Image: NASA
SpaceX Crew-2
Mission Profile
| Launch date | 2021-04-23 |
|---|---|
| Launch site | Launch Complex 39A, Kennedy Space Center, Florida |
| Launch vehicle | Falcon 9 Block 5 (B1061.2) |
| Spacecraft | Crew Dragon Endeavour (C206.2) |
| Target | Low Earth Orbit |
| Type | Crewed |
| End date | 2021-11-09 |
| Recovery | GO Navigator, Gulf of Mexico near Pensacola, Florida |
| Duration | 199 days, 17 hours, 44 minutes |
| Partners | NASA, SpaceX, JAXA, ESA |
Overview
Crew-2 was the flight that made reuse routine in human spaceflight: both the Falcon 9 booster (B1061, from Crew-1) and the capsule Endeavour (from Demo-2) had flown astronauts before.
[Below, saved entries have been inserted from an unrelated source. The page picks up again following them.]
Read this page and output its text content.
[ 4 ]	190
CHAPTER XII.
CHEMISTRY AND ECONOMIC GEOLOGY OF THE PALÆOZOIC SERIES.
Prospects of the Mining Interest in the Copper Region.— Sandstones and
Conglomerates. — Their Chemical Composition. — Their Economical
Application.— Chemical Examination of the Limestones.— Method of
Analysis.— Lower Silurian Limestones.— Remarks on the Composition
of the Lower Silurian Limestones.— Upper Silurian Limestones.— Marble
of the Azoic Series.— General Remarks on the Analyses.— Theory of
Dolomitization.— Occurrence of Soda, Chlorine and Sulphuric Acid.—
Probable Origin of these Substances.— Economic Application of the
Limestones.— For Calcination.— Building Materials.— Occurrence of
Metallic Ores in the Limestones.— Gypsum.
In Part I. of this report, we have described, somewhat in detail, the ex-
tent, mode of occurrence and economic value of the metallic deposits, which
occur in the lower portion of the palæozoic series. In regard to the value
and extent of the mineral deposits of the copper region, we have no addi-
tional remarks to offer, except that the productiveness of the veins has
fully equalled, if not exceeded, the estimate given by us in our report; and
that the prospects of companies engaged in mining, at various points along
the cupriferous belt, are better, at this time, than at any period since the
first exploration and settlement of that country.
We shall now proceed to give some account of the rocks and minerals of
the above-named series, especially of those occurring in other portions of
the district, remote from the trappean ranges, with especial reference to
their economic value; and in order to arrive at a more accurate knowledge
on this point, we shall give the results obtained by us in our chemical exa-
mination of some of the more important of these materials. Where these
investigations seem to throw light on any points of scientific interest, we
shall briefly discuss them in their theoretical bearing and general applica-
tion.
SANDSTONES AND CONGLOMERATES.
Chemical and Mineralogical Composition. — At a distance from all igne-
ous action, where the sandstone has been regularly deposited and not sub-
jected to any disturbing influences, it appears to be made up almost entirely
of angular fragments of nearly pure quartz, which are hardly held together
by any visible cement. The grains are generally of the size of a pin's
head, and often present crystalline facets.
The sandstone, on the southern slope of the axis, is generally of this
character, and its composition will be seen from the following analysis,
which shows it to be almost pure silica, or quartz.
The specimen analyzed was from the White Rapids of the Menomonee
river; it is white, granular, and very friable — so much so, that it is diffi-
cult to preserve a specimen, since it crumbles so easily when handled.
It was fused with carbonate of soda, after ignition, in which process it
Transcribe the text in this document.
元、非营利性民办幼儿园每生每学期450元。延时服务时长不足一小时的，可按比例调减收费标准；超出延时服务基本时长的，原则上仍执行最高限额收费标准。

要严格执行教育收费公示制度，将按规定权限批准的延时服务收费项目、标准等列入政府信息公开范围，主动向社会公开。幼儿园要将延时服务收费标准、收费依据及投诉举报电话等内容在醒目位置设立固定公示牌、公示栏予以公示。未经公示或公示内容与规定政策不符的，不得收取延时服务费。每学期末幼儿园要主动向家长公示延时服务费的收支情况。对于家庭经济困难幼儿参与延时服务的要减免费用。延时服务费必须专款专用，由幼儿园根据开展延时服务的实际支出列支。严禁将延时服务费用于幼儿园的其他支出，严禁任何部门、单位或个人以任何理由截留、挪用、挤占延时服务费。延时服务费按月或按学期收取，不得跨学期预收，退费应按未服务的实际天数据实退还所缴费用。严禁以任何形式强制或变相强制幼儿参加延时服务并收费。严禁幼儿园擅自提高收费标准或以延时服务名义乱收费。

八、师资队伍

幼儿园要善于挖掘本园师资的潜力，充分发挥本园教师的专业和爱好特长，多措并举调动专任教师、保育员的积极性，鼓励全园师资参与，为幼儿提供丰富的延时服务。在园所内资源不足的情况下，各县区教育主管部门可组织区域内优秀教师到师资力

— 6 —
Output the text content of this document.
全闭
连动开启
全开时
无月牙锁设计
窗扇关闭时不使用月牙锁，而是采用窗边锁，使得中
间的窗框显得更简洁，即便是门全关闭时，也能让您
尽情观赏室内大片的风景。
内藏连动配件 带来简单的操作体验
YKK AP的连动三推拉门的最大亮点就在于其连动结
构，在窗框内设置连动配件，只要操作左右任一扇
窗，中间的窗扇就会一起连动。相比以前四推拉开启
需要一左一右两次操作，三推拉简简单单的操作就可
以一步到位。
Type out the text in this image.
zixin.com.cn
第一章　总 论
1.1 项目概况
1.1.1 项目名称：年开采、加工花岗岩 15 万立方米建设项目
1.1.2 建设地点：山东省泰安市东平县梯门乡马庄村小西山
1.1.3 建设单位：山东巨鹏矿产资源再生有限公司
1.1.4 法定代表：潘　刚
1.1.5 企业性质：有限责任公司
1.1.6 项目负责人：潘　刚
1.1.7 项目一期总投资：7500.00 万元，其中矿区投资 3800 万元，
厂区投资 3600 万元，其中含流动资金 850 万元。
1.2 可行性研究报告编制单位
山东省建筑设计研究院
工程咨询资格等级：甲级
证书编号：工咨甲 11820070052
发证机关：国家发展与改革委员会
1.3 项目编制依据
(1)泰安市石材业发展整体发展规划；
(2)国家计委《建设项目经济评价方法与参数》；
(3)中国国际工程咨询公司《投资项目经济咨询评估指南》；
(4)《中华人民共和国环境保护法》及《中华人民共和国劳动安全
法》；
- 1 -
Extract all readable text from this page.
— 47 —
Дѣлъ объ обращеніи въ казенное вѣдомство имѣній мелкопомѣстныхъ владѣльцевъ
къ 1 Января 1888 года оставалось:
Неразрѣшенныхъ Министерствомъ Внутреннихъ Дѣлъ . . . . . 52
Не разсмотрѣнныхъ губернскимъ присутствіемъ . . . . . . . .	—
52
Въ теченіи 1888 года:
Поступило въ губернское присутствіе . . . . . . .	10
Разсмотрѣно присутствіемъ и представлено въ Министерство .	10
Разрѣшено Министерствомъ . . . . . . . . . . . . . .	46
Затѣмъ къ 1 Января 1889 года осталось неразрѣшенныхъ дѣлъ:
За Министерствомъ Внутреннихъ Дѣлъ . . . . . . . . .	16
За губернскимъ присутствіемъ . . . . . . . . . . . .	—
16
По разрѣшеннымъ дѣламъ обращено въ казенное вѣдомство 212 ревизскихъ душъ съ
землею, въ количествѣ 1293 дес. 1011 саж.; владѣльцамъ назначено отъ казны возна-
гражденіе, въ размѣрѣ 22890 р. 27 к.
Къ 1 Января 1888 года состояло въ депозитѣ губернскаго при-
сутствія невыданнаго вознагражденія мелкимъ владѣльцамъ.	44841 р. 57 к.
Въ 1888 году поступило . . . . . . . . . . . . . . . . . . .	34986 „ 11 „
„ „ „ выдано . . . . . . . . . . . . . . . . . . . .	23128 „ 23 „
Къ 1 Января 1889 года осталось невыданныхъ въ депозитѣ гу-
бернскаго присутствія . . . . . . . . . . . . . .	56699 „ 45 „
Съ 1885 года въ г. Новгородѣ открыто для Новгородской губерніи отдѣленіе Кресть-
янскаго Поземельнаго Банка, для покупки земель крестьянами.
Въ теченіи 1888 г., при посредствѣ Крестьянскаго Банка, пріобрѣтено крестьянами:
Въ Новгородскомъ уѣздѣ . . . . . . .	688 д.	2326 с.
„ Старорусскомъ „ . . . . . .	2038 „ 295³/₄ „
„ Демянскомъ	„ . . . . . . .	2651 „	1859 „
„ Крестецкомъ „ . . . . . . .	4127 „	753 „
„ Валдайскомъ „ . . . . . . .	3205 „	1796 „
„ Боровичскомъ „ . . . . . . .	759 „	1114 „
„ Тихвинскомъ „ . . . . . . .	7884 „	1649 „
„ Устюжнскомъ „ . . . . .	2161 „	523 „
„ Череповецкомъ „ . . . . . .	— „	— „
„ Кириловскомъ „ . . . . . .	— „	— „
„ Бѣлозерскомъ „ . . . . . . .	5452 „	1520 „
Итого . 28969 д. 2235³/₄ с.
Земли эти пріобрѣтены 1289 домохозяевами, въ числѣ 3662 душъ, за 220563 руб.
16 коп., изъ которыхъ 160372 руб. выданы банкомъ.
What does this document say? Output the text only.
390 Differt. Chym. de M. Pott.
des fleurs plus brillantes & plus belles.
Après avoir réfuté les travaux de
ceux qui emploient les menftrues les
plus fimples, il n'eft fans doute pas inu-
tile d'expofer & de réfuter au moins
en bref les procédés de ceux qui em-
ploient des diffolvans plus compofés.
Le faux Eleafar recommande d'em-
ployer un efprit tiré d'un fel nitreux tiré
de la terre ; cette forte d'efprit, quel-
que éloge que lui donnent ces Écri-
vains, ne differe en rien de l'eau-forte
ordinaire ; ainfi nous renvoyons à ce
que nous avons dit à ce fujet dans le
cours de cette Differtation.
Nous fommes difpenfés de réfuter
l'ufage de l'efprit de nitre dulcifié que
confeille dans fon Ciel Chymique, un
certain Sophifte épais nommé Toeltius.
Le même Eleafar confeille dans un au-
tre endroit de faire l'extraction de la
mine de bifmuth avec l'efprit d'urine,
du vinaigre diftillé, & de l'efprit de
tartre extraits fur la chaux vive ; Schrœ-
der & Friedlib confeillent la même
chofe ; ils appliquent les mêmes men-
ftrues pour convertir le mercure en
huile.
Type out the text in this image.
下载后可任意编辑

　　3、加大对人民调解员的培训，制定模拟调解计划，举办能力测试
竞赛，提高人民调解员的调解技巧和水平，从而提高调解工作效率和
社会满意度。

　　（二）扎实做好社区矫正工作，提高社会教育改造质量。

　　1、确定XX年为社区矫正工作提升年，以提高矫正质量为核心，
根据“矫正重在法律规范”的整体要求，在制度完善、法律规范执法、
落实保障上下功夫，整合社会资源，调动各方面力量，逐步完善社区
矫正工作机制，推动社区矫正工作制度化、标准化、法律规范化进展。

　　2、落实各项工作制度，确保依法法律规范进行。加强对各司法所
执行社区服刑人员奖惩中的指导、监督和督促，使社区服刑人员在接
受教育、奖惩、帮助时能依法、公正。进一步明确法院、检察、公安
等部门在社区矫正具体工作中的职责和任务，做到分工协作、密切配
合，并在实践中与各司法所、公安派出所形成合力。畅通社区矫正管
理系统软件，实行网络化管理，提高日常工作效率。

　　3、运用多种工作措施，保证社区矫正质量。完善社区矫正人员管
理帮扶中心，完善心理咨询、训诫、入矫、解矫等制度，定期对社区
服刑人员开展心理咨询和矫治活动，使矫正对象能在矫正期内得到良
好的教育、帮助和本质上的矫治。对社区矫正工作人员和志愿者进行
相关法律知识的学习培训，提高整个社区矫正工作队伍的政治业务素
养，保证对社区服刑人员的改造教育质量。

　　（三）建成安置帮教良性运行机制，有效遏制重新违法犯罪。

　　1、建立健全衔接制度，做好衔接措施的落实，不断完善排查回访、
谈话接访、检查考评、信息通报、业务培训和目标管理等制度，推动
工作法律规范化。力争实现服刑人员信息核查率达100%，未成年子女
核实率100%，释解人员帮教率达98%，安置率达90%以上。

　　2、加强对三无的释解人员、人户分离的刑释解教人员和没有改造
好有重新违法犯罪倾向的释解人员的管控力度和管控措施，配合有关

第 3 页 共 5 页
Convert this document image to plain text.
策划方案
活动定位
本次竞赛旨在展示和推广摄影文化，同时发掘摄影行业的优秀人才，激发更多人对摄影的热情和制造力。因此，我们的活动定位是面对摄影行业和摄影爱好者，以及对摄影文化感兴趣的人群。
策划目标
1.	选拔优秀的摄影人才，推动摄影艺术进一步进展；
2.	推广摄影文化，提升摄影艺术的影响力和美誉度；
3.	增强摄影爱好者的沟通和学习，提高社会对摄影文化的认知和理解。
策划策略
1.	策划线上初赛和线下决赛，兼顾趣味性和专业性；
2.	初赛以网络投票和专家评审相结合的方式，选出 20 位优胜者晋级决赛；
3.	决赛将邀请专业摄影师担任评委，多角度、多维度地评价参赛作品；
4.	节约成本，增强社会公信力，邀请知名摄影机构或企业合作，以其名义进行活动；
Launching 23 April 2021 at 09:49 UTC from LC-39A, the mission carried NASA's Shane Kimbrough and Megan McArthur — who flew in the very seat her husband Bob Behnken had occupied on Demo-2 — with JAXA's Akihiko Hoshide and ESA's Thomas Pesquet, the first European to ride a Crew Dragon. Endeavour docked at 09:08 UTC the next day, briefly bringing the station's population to eleven. Across Expedition 65, Kimbrough and Pesquet led a series of demanding spacewalks to install the first iROSA roll-out solar arrays, beginning the station's power-system modernization. Hoshide and then Pesquet each commanded the ISS, Pesquet becoming the first French commander in the station's history. On departure on 8 November 2021, Endeavour performed a full photographic fly-around of the complex — the first such survey since the Shuttle era — before splashing down off Pensacola on 9 November at 03:33 UTC. At 199 days, Crew-2 set a new endurance record for a U.S. crewed spacecraft, eclipsing the mark Crew-1 had set just months earlier.
Crew
Shane Kimbrough
Commander
NASA; third spaceflight; led the first iROSA solar array installation EVAs
Megan McArthur
Pilot
NASA; second spaceflight; flew Endeavour in the same seat her husband Bob Behnken occupied on Demo-2
Akihiko Hoshide
Mission Specialist
JAXA; third spaceflight; commanded Expedition 65, the second Japanese ISS commander
Thomas Pesquet
Mission Specialist
ESA (Alpha mission); first ESA astronaut to fly on Crew Dragon and first French commander of the ISS
Key Milestones
2021-04-23
Liftoff at 09:49 UTC — first crewed launch to reuse both a flight-proven Falcon 9 booster and a flight-proven Dragon capsule
2021-04-24
Endeavour docks to the ISS at 09:08 UTC, temporarily raising the station's crew to eleven
2021-06-20
First iROSA roll-out solar array deployed following EVAs by Kimbrough and Pesquet
2021-10-04
Thomas Pesquet assumes command of Expedition 65 — the first French commander of the ISS
2021-11-08
Endeavour undocks and performs a full fly-around photographic survey of the ISS, the first since the Space Shuttle era
2021-11-09
Splashdown at 03:33 UTC near Pensacola after a then-record 199 days for a U.S. crewed spacecraft
Key Achievements
First crewed mission flown on both a reused Falcon 9 booster and a reused Dragon capsule
Set a then-record 199-day flight for a U.S. crewed spacecraft
Installed and deployed the first iROSA roll-out solar arrays, beginning the ISS power upgrade
Thomas Pesquet became the first French commander of the International Space Station
First full crewed fly-around survey of the ISS since the Space Shuttle era
Legacy & Significance
Crew-2 normalized the reuse of crewed space hardware, a milestone as economically consequential as Demo-2 was symbolically. Flying veterans of four different agencies' programs on previously flown hardware, it demonstrated the cost model on which commercial human spaceflight depends. Its iROSA installation spacewalks began the power-system renewal that extends the ISS toward 2030, and its dual ISS commands by Hoshide and Pesquet underscored the deepening internationalization of Commercial Crew. The departure fly-around produced some of the most complete external imagery of the station ever captured.